To understand the real importance of cryptocurrencies like Bitcoin you should first understand money. The only way to create real material wealth is to take raw materials, labour and knowledge and combine them in to real things that are useful to humans like buildings, vehicles, furniture, companies, tools and so on. Consumable items, fuel etc. are only considered wealth until they are consumed – when they may or may not pass their value on to another asset, think fuel vs. a brick for example.
Take books, they tend to devalue over time so they have some kind of residual value, also items that are well-engineered and built to last benefit the environment and save on resources that are ultimately in finite supply. Frugality and quality is good for the environment and maybe your mental health, consuming non-recyclable goods is bad.

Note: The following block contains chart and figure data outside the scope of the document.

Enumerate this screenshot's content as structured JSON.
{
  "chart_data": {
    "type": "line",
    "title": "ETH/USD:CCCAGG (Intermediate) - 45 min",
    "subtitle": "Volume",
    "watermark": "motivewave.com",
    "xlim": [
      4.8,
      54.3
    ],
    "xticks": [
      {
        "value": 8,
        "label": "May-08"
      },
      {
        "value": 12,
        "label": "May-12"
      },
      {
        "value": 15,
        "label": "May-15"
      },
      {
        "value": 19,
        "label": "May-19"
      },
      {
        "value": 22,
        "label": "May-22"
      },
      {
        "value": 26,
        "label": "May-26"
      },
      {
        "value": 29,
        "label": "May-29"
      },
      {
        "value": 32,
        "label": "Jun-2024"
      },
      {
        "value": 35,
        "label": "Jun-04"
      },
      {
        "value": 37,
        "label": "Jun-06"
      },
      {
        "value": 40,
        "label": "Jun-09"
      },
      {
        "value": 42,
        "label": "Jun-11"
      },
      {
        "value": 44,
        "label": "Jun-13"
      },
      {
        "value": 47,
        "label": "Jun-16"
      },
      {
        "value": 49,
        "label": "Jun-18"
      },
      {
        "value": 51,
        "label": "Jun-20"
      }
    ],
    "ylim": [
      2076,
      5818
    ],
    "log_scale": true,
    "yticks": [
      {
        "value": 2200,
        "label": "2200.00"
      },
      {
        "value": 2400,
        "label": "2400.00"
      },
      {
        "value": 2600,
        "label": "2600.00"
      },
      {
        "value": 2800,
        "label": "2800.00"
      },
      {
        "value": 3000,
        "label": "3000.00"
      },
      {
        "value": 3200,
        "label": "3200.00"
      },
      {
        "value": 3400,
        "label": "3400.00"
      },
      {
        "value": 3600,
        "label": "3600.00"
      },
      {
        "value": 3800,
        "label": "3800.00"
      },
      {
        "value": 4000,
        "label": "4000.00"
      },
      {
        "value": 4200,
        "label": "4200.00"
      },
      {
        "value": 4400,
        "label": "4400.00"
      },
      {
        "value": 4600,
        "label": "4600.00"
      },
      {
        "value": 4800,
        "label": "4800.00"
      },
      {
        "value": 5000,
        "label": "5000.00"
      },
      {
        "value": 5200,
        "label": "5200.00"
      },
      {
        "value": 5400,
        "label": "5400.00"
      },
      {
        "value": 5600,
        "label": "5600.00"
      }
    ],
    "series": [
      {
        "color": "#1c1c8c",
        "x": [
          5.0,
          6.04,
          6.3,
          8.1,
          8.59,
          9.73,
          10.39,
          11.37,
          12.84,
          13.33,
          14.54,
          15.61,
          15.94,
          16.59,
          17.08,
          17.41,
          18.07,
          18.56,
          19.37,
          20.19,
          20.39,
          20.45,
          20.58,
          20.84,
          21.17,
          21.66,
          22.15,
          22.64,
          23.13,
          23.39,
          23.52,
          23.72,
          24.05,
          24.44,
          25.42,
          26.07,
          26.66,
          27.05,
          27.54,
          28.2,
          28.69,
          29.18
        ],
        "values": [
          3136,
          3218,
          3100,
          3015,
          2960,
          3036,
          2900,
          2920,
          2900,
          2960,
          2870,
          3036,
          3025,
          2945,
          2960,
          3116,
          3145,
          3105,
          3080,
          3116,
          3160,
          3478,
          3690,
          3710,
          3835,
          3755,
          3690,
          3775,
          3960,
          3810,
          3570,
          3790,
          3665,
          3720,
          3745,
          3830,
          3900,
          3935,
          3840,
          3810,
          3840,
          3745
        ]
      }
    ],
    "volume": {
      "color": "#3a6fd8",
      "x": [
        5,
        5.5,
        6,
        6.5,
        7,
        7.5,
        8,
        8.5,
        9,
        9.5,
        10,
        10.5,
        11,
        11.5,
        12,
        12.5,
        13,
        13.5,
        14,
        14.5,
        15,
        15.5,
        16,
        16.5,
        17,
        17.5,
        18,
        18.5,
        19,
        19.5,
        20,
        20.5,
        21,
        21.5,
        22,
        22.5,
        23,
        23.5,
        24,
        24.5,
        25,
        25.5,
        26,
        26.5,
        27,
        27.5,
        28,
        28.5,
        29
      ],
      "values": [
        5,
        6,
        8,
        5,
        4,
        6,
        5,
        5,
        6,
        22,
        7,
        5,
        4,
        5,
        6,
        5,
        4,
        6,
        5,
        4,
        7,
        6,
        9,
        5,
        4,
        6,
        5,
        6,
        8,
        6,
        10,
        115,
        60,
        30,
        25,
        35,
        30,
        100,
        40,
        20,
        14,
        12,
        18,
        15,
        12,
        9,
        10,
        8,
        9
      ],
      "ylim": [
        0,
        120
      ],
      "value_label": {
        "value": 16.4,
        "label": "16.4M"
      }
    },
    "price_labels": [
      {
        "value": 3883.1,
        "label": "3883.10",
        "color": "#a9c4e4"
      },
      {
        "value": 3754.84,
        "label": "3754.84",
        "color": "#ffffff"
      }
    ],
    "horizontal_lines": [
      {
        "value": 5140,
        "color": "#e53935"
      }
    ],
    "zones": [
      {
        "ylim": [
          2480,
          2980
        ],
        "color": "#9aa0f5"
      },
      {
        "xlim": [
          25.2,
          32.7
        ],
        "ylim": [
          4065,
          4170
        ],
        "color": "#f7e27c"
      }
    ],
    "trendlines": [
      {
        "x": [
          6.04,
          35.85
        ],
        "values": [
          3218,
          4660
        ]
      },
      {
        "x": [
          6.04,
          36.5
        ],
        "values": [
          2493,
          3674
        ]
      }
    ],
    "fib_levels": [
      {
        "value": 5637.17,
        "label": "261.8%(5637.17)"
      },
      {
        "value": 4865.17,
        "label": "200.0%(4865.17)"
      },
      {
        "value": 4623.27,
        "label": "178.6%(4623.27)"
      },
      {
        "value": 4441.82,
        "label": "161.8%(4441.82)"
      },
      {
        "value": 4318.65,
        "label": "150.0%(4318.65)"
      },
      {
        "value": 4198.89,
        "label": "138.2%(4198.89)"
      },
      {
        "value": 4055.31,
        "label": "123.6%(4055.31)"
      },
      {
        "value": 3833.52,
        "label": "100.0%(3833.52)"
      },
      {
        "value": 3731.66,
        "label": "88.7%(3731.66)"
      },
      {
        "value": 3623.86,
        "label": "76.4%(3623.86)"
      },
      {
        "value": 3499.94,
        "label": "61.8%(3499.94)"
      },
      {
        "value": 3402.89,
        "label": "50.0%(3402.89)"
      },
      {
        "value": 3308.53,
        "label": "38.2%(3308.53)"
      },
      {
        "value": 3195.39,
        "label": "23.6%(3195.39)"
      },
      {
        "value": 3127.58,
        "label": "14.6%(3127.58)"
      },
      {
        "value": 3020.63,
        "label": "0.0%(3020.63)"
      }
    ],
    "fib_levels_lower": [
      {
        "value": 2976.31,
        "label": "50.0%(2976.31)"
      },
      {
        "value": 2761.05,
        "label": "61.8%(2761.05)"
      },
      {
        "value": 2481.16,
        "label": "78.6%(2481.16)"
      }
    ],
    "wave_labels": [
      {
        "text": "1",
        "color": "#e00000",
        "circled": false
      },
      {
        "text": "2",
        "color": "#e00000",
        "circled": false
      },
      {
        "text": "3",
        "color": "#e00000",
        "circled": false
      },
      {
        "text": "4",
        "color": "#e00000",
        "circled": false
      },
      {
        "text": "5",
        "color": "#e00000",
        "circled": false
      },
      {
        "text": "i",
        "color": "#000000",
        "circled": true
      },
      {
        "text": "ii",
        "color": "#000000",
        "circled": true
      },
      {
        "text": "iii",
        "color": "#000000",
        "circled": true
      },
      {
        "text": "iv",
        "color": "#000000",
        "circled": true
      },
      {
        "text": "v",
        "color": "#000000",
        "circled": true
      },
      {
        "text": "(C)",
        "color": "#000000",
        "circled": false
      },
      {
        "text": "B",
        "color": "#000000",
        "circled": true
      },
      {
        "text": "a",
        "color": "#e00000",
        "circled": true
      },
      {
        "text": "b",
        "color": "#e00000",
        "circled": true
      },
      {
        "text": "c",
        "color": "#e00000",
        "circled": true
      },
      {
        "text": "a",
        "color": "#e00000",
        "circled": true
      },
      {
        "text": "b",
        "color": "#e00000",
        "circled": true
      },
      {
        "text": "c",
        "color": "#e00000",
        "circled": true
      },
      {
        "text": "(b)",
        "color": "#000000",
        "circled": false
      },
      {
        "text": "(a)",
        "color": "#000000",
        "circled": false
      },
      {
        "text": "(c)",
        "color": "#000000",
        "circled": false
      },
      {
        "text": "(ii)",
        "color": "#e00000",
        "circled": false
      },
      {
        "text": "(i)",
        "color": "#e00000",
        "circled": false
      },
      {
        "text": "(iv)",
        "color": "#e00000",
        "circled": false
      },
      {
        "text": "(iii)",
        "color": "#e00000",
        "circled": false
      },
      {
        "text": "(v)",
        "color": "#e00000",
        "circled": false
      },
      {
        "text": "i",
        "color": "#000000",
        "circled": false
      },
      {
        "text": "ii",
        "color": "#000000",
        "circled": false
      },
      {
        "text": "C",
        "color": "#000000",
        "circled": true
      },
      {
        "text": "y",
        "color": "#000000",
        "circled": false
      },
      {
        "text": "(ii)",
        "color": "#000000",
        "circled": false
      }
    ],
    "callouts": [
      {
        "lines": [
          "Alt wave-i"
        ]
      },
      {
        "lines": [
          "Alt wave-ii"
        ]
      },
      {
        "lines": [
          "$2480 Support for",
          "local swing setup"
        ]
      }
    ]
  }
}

Hopefully that has given you a brief simplistic view of real wealth creation that will act as a foundation to my next and most important point about money.
Now on to money. To be successful money must have various features but to make the point about Bitcoin’s importance we need understand only two. Unit of account and divisibility.
I’m going to try and make the simplest case possible:
- Imagine I have a chicken that lays eggs, I sell my eggs for 20 cents each.
- Imagine you have a cow that you’re going to sell for meat at $5 a kilo.
- Unit of account just means that a monetary unit, dollars and cents in this case, can be used to allocate a unit value to eggs or meat.
- Now imagine thousands of people like us producing all sorts of other products.
You see? Just how complex a barter system would actually be without the amazing innovation of money. Divisibility is just the ability for the money to be split into smaller units, this is important when we come to Bitcoin.
Now I’ve used dollars and cents to make my point. But we’ll turn to gold and silver.
Gold and silver have been selected again and again by different human civilisations because they have stable value, real intrinsic value (they have manufacturing uses) and they are in limited supply (hence the stable value).
To use gold and silver as money you simply make small measured amounts of it (coins) – gold for higher denomination and silver for lower. That’s commodity money, it’s simple, you see?
It’s also outlawed by all nation states using “legal tender” laws, how can that be?
Now this is where it gets a bit scammy. I’m an atheist but there’s good reason usury is outlawed in the bible, humans as far as we know are not any smarter now than we were then, all that changed is science freed our minds from religion and brought us modern technology. It’s unwise to assume that people from that age did not understand all that could go wrong with money.
So here’s where it gets interesting. Because there are always thieving mofos who don’t like to work and would rather steal your gold and silver, security became an issue, so banks were created. This is a place where you can leave your gold and silver safe and get a receipt for it, that receipt was called a “bank note” no less.
Bankers soon worked out that nobody ever comes for all the gold and silver at once, so they decide to start issuing more bank notes than they have gold and silver reserves for.
Now considering that they were also lending out bank notes and charging interest on them, interest on bank notes that we created without asset backing, interest on bits of paper basically, they were literally making money for nothing – obviously a complete fraud.
Of course the authorities soon found out about this, the police were called, they discovered the fraud and everyone concerned was put in jail for a very long time and everyone else lived happily ever after.
this fraud is the foundation of the current modern banking system, and governments can borrow this “fiat” money at interest as well as just print more whenever they want. So what could possibly go wrong?
It’s a massive cynical fraudulent stealth taxation system of horrific proportions and we’re all being screwed by it.
This is not even a new idea. Many monarchies used debasement (a similar process) to fund wars, sounds familiar?
Bitcoin to the rescue!
Imagine being able to email any amount of cash to someone without linking personal information to your email address, that’s Bitcoin. How it works and how it evolved is a fascinating story that I’ll return to in another article.
What you must realise is that the “Overton window” on money has been shifted so far that you now believe something that is fake is real. There is even a whole herd of academics backing up this fraud, they are called Keynesian economists, they behave a little like those “academics” who deny science and suggest gender is fluid, you can even get some of them to switch to full SJW trigger mode by repeatedly whispering bitcoin in their ears.
For those who don’t know, Charlie Munger is Warren Buffet’s side kick. One has to question the character of someone who makes a joke about “babies’ brains” but it’s quite typical for Bitcoin. It’s a kind of Bitcoin derangement syndrome.
Bitcoin is an alternative to fiat money, it’s impossible to make fractional reserve banking with Bitcoin, that’s why governments are so freaked out by it. You’ll notice they’re throwing all the insults they can at it, however Bitcoin is the Trump of money, it’s rude but effective.
What you won’t see is your government explaining what I’ve explained to you in this article. Funny that, you’d have thought something that’s so corrosive would be critical curriculum in school but no.
Forcibly removing the money supply monopoly from the nation state and handing it to the people is a very big deal, a game changer, and it can’t be stopped any more than you can stop people drinking alcohol. Furthermore, there is zero moral argument against it, if the authorities try and make one they will just further undermine their own credibility, and as we all know that’s already at an all time low.